On-device speech is the hard part to get right, and the fact that nothing leaves the Mac is exactly why people end up trusting it. Splitting mic and system audio into separate tracks is a detail most tools skip. I've been through the same on-device vs cloud tradeoff doing local receipt scanning, accuracy is the thing that keeps you up at night.

How's the local model holding up next to the cloud ones?

Alex Godbehere

@ericlagarda Local vs cloud is definitely a trade-off. In my experience the on-device models aren't anywhere near as good as the frontier cloud ones, but as it stands that's the price we need to pay for privacy. I keep an eye on new releases and hope to pull in better models as they become available, but I also want Trace to stay lightweight and not chew through battery or memory, so it's a balance.

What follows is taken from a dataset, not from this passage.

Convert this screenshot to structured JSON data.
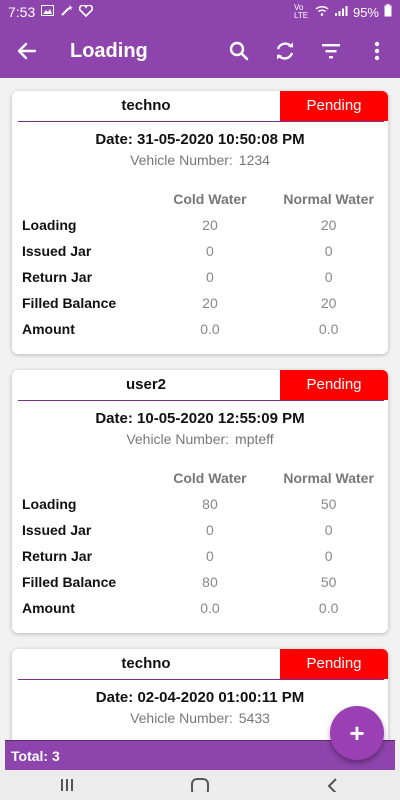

I built this around pasting the transcript into a local LLM afterwards for the summary, and many local models are very good at filling in context and figuring out what was meant, even when the raw transcript is a bit rough (I've found Gemma V4 to be pretty good at this).

Samir Asadov

On-device transcription with no cloud round-trip is huge for sensitive calls — the use case I see most often is exactly the kind of conversation people don't want flowing through a SaaS pipeline. I host the ModeLoop Podcast on financial modeling and have wrestled with the privacy-vs-quality trade-off for years; the on-device speech models have finally crossed the threshold where local-first is a real choice, not a compromise. Following.